Commutative ring is semisimple iff it's isomorphic to a finite direct product of fields.

Question

I am trying to prove the following:

Let $R$ be a commutative ring. Prove that $R$ is semisimple if and only if it is isomorphic to a direct product of a finite number of fields.

Suppose $R$ is a semisimple commutative ring. By Wedderburn, $R \cong \bigoplus_{i=1}^n M_{n_i}(D_i)$, where $D_i$ is a division ring for each $i$. Since $R$ is commutative, each $M_i:=M_{n_i}(D_i)$ is a simple commutative ring. I'll show that each element has an inverse: take $a \in M_i$ and consider $aM_i$, then $aM_i=M_i$ so there is $b \in M_i : ab=1$. With the same argument, we get that there is $c \in M_i$ with $bc=1$, but then $a=a.1=a(bc)=(ab)c=1.c=c$. It follows each $M_i$ is a field.

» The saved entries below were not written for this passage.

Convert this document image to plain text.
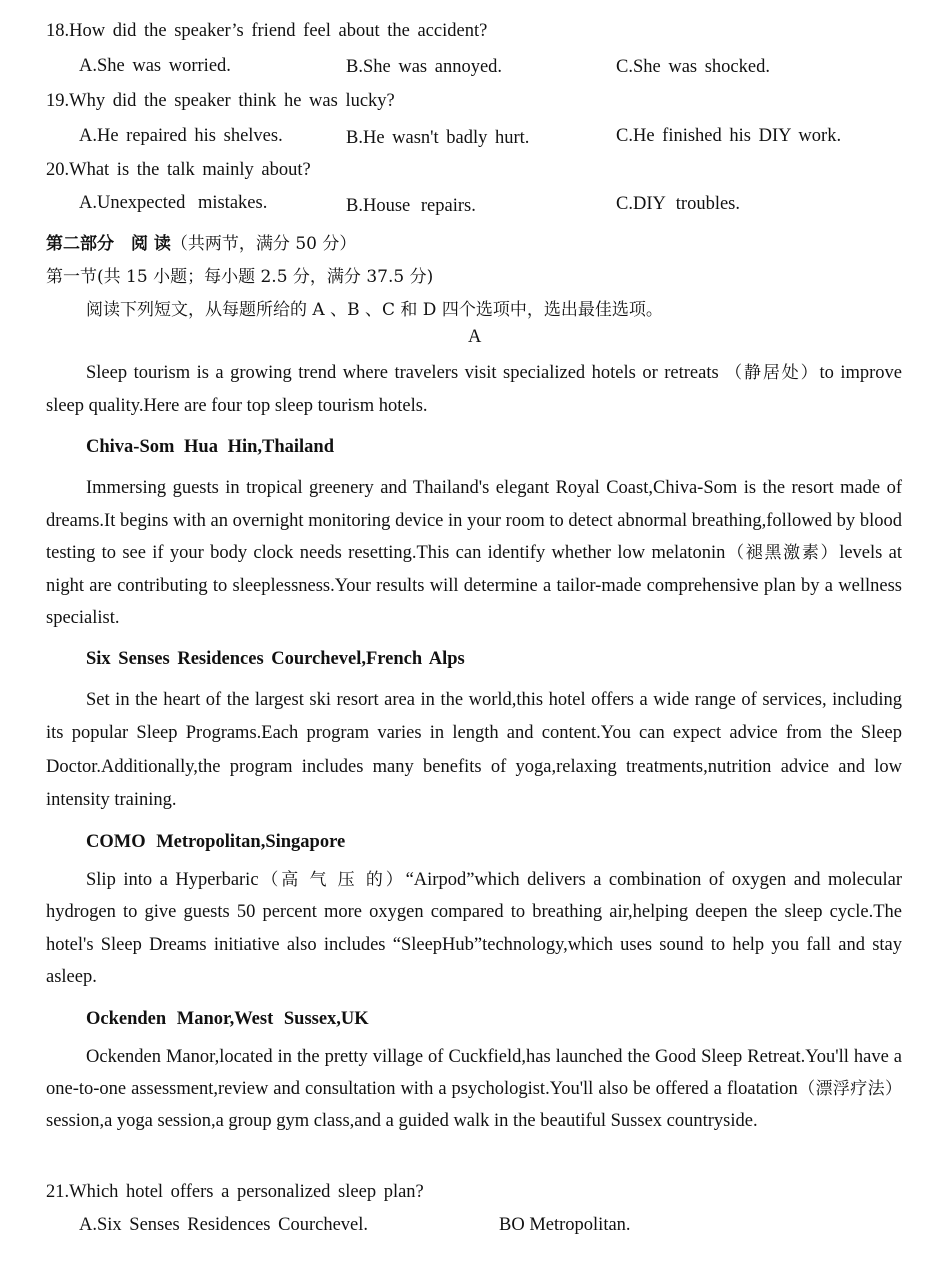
18.How did the speaker’s friend feel about the accident?
A.She was worried.	B.She was annoyed.	C.She was shocked.
19.Why did the speaker think he was lucky?
A.He repaired his shelves.	B.He wasn't badly hurt.	C.He finished his DIY work.
20.What is the talk mainly about?
A.Unexpected mistakes.	B.House repairs.	C.DIY troubles.
第二部分　阅 读（共两节，满分 50 分）
第一节(共 15 小题；每小题 2.5 分，满分 37.5 分)
阅读下列短文，从每题所给的 A 、B 、C 和 D 四个选项中，选出最佳选项。
A
Sleep tourism is a growing trend where travelers visit specialized hotels or retreats （静居处）to improve sleep quality.Here are four top sleep tourism hotels.
Chiva-Som Hua Hin,Thailand
Immersing guests in tropical greenery and Thailand's elegant Royal Coast,Chiva-Som is the resort made of dreams.It begins with an overnight monitoring device in your room to detect abnormal breathing,followed by blood testing to see if your body clock needs resetting.This can identify whether low melatonin（褪黑激素）levels at night are contributing to sleeplessness.Your results will determine a tailor-made comprehensive plan by a wellness specialist.
Six Senses Residences Courchevel,French Alps
Set in the heart of the largest ski resort area in the world,this hotel offers a wide range of services, including its popular Sleep Programs.Each program varies in length and content.You can expect advice from the Sleep Doctor.Additionally,the program includes many benefits of yoga,relaxing treatments,nutrition advice and low intensity training.
COMO Metropolitan,Singapore
Slip into a Hyperbaric（高 气 压 的）“Airpod”which delivers a combination of oxygen and molecular hydrogen to give guests 50 percent more oxygen compared to breathing air,helping deepen the sleep cycle.The hotel's Sleep Dreams initiative also includes “SleepHub”technology,which uses sound to help you fall and stay asleep.
Ockenden Manor,West Sussex,UK
Ockenden Manor,located in the pretty village of Cuckfield,has launched the Good Sleep Retreat.You'll have a one-to-one assessment,review and consultation with a psychologist.You'll also be offered a floatation（漂浮疗法）session,a yoga session,a group gym class,and a guided walk in the beautiful Sussex countryside.
21.Which hotel offers a personalized sleep plan?
A.Six Senses Residences Courchevel.	BO Metropolitan.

I don't know how to show the other implication, any help would be appreciated.

Answer 1

One way is to show that every ideal of a finite direct product of fields is a direct summand. Can you see why?

Answer 2

A finite product of fields is clearly Artinian.

It's also then clearly Jacobson semisimple (since it has no nonzero nilpotent elements, and the radical is nilpotent.)

Since Jacobson radical zero and Artinian combine to make "semisimple," we're done.